Yeah a lone striata will more than likely hide all the time, and suffer permanent physcological damage... back before I was on any forums I got two of them. They didnt come out much. Then after 1 died I would rarely see the other. It would always hide, sometimes not being seen for several months at a time. More recently I've added 6 of them. They all are out and about a lot of the time, not necessarily schooling but very social with each other. The original one still hides. Sometimes I see him out with the others, but often when a fish swims by (even another striata) he freaks out and darts under his piece of driftwood. Not sure if he will ever recover. I would wager to say that most Botiine loaches would be like this. They should be in groups 5-6 or more. Striatas are pretty small though, and with your stocking list (if the Corys are smaller ones) I dont think 5 of them would be much a problem if your heavily planted with decent water turnover and a good wc schedule. The only downside of them is that they arent as common at the lfs's as clowns are (despite that clowns are not suited for 95% of the tanks out there).
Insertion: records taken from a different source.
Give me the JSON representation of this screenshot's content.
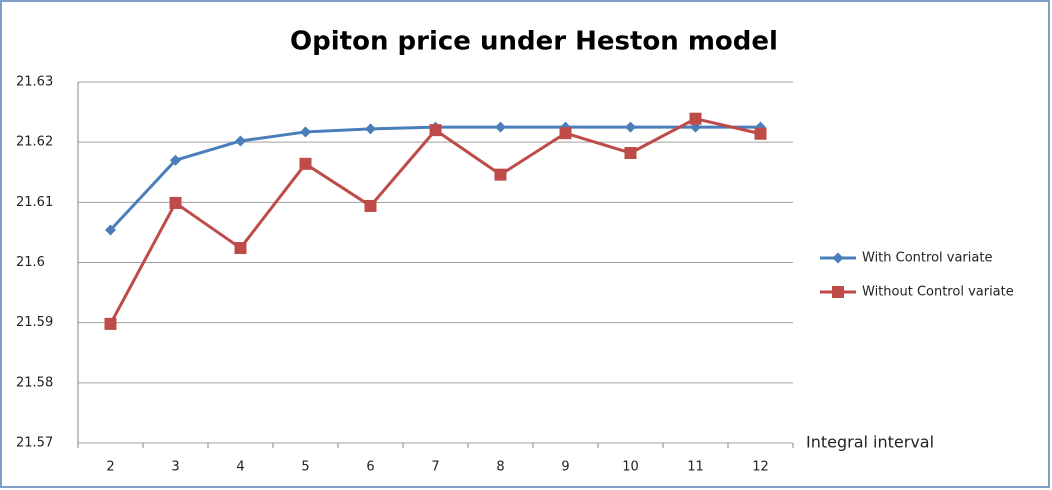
{
  "chart_data": {
    "type": "line",
    "title": "Opiton price under Heston model",
    "x_label": "Integral interval",
    "categories": [
      "2",
      "3",
      "4",
      "5",
      "6",
      "7",
      "8",
      "9",
      "10",
      "11",
      "12"
    ],
    "series": [
      {
        "name": "With Control variate",
        "color": "#4a7ebb",
        "marker": "diamond",
        "values": [
          21.6054,
          21.617,
          21.6202,
          21.6217,
          21.6222,
          21.6225,
          21.6225,
          21.6225,
          21.6225,
          21.6225,
          21.6225
        ]
      },
      {
        "name": "Without Control variate",
        "color": "#be4b48",
        "marker": "square",
        "values": [
          21.5898,
          21.6099,
          21.6024,
          21.6164,
          21.6094,
          21.622,
          21.6146,
          21.6215,
          21.6182,
          21.6239,
          21.6214
        ]
      }
    ],
    "ylim": [
      21.57,
      21.63
    ],
    "yticks": [
      21.57,
      21.58,
      21.59,
      21.6,
      21.61,
      21.62,
      21.63
    ],
    "grid": true,
    "legend": "right"
  }
}
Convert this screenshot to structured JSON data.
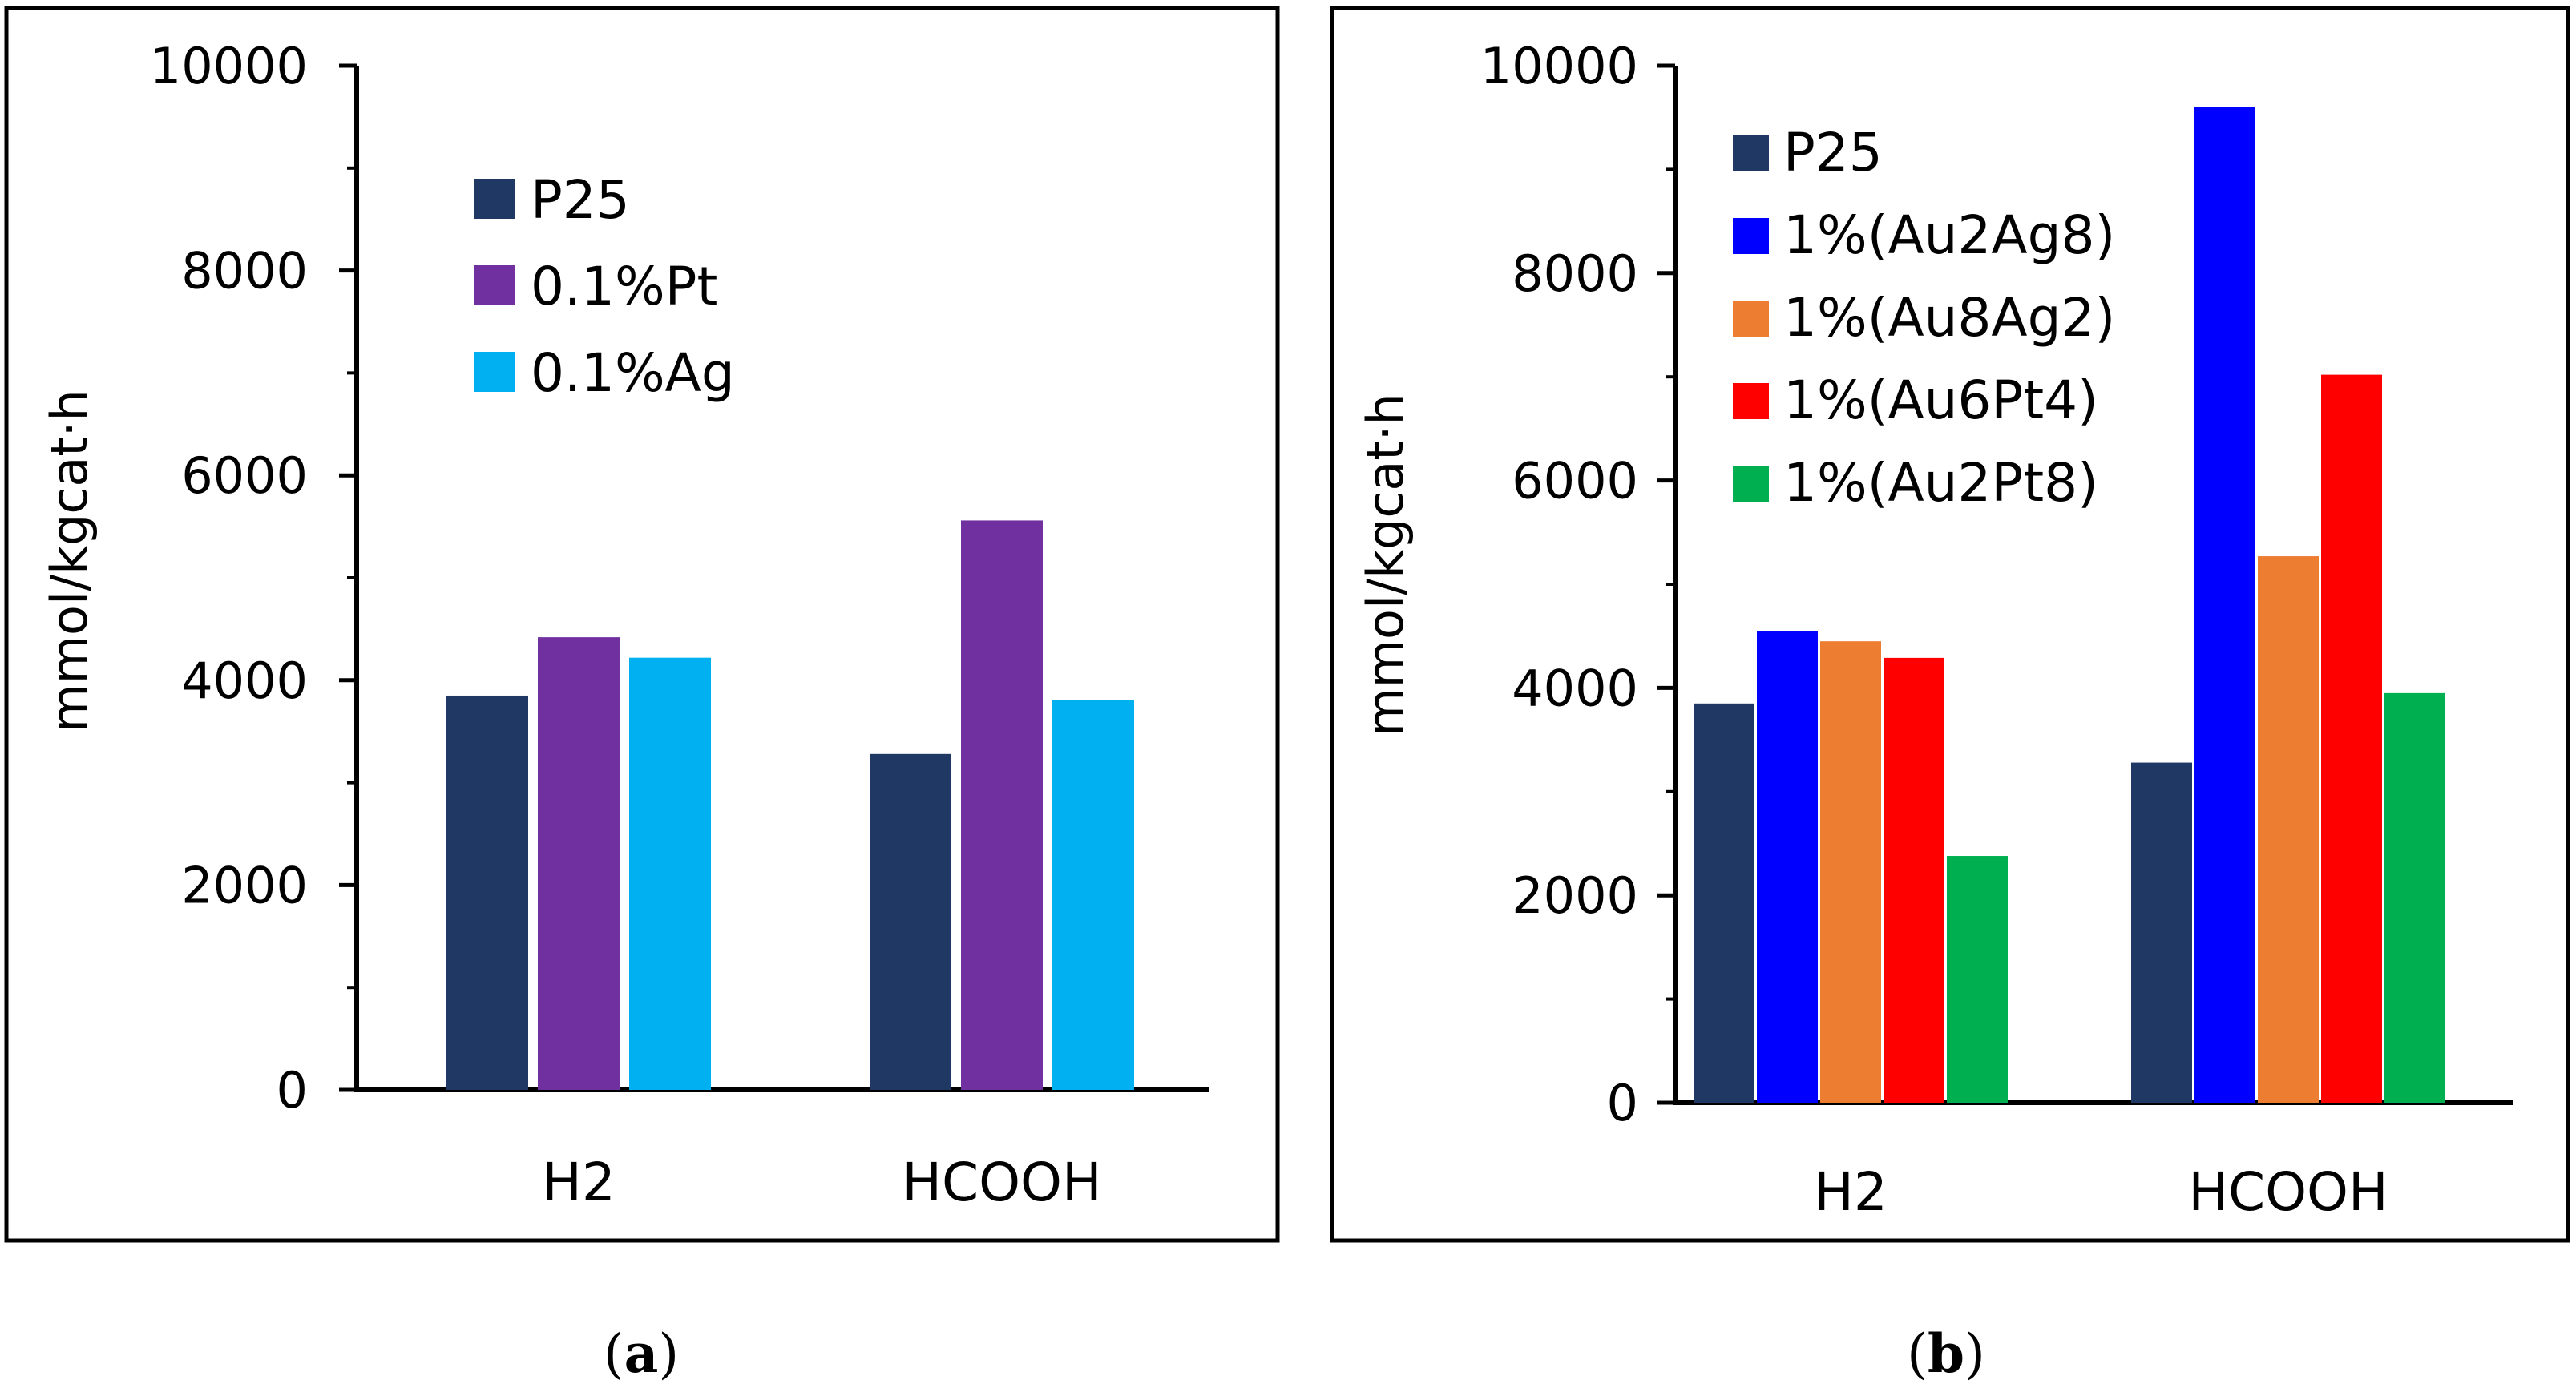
{
  "chart_data": [
    {
      "type": "bar",
      "panel_label": "a",
      "title": "",
      "xlabel": "",
      "ylabel": "mmol/kgcat·h",
      "ylim": [
        0,
        10000
      ],
      "yticks": [
        "0",
        "2000",
        "4000",
        "6000",
        "8000",
        "10000"
      ],
      "grid": false,
      "legend_position": "top-center",
      "categories": [
        "H2",
        "HCOOH"
      ],
      "series": [
        {
          "name": "P25",
          "color": "#203864",
          "values": [
            3850,
            3280
          ]
        },
        {
          "name": "0.1%Pt",
          "color": "#7030A0",
          "values": [
            4420,
            5560
          ]
        },
        {
          "name": "0.1%Ag",
          "color": "#00B0F0",
          "values": [
            4220,
            3810
          ]
        }
      ]
    },
    {
      "type": "bar",
      "panel_label": "b",
      "title": "",
      "xlabel": "",
      "ylabel": "mmol/kgcat·h",
      "ylim": [
        0,
        10000
      ],
      "yticks": [
        "0",
        "2000",
        "4000",
        "6000",
        "8000",
        "10000"
      ],
      "grid": false,
      "legend_position": "top-left",
      "categories": [
        "H2",
        "HCOOH"
      ],
      "series": [
        {
          "name": "P25",
          "color": "#203864",
          "values": [
            3850,
            3280
          ]
        },
        {
          "name": "1%(Au2Ag8)",
          "color": "#0000FF",
          "values": [
            4550,
            9600
          ]
        },
        {
          "name": "1%(Au8Ag2)",
          "color": "#ED7D31",
          "values": [
            4450,
            5270
          ]
        },
        {
          "name": "1%(Au6Pt4)",
          "color": "#FF0000",
          "values": [
            4290,
            7020
          ]
        },
        {
          "name": "1%(Au2Pt8)",
          "color": "#00B050",
          "values": [
            2380,
            3950
          ]
        }
      ]
    }
  ]
}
Here are a couple pics of my zebras:
  Click for bigger.


For veggies, if you intentions are to feed your fish most par boil them. Basically that just softens them up a little so the fish can eat them. If you trying to bait snails not sure if that would make any difference, I;ve not had to bait snails before personally.


----------



## mnsnowdaboy (Mar 7, 2006)

Do you guys know if loaches can eat Malaysian snails? They have such a hard shell that even pea puffer have a hard time with it. Just wondering?


----------



## crazy loaches (Sep 29, 2006)

Yeah they cleared my massively infested tank of MTS completely. But at that time I only had clowns and yoyos. Most loaches can suck the snail out of the shell, they dont necessarily bite through the shell like a puffer.


----------



## WaveSurfer (Oct 3, 2007)

Thanks for sharing your experiences. I will probably hold on to my urge to get the loach(es) for now.

Manually crushing the snails daily now.


----------



## aznkonner (Oct 18, 2007)

i think loaches work fine but i've noticed that snails will most likely never go away. if u can spend a whole day getting rid of as many as you can right now. once they get stuck in ur filter they'll breed like crazy. i have a 65 gallon with lots of loaches and they do a great job keeping the snail population down. you don't see any snails except for the ones in the filter. but of course clowns do get big but they grow slow. smaller species with lots of crushing would work hopefully. and as far as them dying if there's just one it doens't happen. i had one for over a year and it was fine. added in 5 more and it does fine still. it's the leader of the pack.


----------